歸根結底，因為hashcode本來就是為了方便我們計算位置用的，本意並不是用來判斷兩個對象是否相等，這工作還是要交給Equals方法來完成。總而言之，保持兩者的一致性是最好的做法。
所以.NET中定義了一個比較相等性的接口IEqualityComparer，就包含了Equals、GetHashCode這兩種方法。Dictionary<TKey, TValue> 和 HashSet<T> 類的構造函數都用到了 IEqualityComparer<T> 接口。還有 ConcurrentDictionary<TKey, TValue>、SortedSet<T>、KeyedCollection<TKey, TItem>、SynchronizedKeyedCollection<K, T> 等也使用 IEqualityComparer<T> 接口作為構造函數的參數。

下面是個例子

class BoxEqualityComparer : IEqualityComparer<Box>
{

    public bool Equals(Box b1, Box b2)
    {
        if (b1.Height == b2.Height & b1.Length == b2.Length
                            & b1.Width == b2.Width)
        {
            return true;
        }
        else
        {
            return false;
        }
    }


    public int GetHashCode(Box bx)
    {
        int hCode = bx.Height ^ bx.Length ^ bx.Width;
        return hCode.GetHashCode();
    }

}

在構造Dictionarty<T>時如果不傳遞實現了這個接口的對象，那么就會使用EqualityComparer<T>.Default。具體使用的是哪個，還是要看我們用做key的那個對象實現了哪個接口。

比如

struct MyKey : IEquatable<MyKey> {
}

//這個方法會被調用
 public bool Equals(MyKey that) {
 }

和下面這個，生成的就是不同的實例

struct MyKey  {
}

//這個方法會被調用
 public bool Equals(Object that) {
 }

兩個擁有相同Hashcode的對象，只能說是有可能是相等的。而可能性就取決你的Hash函數是怎么實現的了。實現得越好，相等的可能性越大，相應的Hashtable性能就越好。這是因為放置在同一個Hash桶上的元素可能性就越小，越少可能發生碰撞。

可以想象，最爛的Hashcode的實現方法無疑就是返回一個寫死的整數，這樣Hashtable很容易就被迫轉換成鏈表結構。這是查找的時間復雜度就變味O(n)

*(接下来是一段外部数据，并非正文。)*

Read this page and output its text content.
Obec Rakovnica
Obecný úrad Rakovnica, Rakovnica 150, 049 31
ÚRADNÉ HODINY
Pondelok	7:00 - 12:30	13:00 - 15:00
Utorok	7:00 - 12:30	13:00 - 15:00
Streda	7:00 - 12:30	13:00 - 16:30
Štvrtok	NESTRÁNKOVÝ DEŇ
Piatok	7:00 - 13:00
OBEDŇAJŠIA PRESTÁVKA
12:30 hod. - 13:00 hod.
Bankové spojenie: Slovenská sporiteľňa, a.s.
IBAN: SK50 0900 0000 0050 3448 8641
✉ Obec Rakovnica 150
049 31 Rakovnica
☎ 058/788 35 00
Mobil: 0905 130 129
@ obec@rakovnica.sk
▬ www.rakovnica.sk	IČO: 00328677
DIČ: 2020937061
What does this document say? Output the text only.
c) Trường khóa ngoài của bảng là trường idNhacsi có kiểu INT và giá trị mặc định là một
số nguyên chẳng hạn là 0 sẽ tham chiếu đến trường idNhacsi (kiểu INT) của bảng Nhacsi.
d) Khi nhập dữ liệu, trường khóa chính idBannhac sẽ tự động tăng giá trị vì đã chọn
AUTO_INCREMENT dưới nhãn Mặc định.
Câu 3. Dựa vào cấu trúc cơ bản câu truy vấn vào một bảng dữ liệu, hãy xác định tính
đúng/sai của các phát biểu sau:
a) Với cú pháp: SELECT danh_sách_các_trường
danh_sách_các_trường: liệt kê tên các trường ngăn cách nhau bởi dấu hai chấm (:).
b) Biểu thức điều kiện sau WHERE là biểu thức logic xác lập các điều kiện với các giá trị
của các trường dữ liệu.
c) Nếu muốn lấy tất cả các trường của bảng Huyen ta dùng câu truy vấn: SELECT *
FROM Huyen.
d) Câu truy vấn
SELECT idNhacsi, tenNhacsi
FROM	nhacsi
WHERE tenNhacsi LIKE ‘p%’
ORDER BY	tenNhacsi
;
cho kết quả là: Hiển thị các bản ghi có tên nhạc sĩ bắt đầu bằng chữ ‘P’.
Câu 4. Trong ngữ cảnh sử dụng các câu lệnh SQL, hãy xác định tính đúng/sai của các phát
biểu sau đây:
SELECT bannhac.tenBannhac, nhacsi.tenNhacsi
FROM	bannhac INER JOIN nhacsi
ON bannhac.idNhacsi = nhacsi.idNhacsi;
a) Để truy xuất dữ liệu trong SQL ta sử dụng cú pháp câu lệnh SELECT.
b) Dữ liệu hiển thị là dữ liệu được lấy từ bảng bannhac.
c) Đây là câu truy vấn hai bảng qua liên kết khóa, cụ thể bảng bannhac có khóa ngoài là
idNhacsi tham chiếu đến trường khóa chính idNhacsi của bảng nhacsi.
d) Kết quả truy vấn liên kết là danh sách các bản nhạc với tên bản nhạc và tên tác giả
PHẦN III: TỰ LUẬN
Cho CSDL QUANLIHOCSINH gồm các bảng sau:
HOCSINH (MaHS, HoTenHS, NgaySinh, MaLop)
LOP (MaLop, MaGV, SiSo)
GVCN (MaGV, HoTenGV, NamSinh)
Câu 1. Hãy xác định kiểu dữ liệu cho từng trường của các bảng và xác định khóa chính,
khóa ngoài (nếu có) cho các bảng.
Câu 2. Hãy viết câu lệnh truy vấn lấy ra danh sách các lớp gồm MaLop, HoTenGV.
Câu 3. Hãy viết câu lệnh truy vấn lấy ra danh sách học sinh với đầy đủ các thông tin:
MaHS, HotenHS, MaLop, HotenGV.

        public override int GetHashCode()
        {
            return 31;
        }

一個好的hash函數通常意味着盡量做到“為不相等的對象產生不相等的hashcode",但是不要忘記”相同的對象必須有相同的hashcode"。一個是盡量做到，一個是必須的。

不相等的對象有相同的hashcode只是影響性能，而相同的對象(Equals返回true)沒有相同的hashcode就會破壞整個前提條件。

因此，計算hashcode的時候要避免使用在實現Equals方法中沒有使用的字段，否則也可能出現Equals為true，但是hashcode卻不相等的情況。

三.邏輯上相等但是完全不同的實例

正如同1中所舉的例子一樣，兩人同名，但是兩人並不是同一個人。如上所述一般情況下我們判斷兩個對象是否相等使用的是Equals方法，但是在一些數據結構里面，判斷兩個對象是否相同，卻采用的是hashcode。比如說Dictionnary，這時候如果沒有重寫GetHashcode方法，就會產生問題。

簡單的描述一下整個過程:

1.在一個基於hashtable這種數據結構的集合中，添加一個key/value pair的時候，首先會獲取key對象的hashcode,而這個hashcode指出這個key/value pair應該放在數組的那個位置上。

2.當我們在集合中查找一個對象是否存在時，會先獲取指定對象的hashcode,而這個hashcode就是當初用來計算出存放對象的位置的。因此如果hashcode發生了改變，那么你也沒辦法找到先前存放的對象，因為你計算出來的數組下標是錯誤的。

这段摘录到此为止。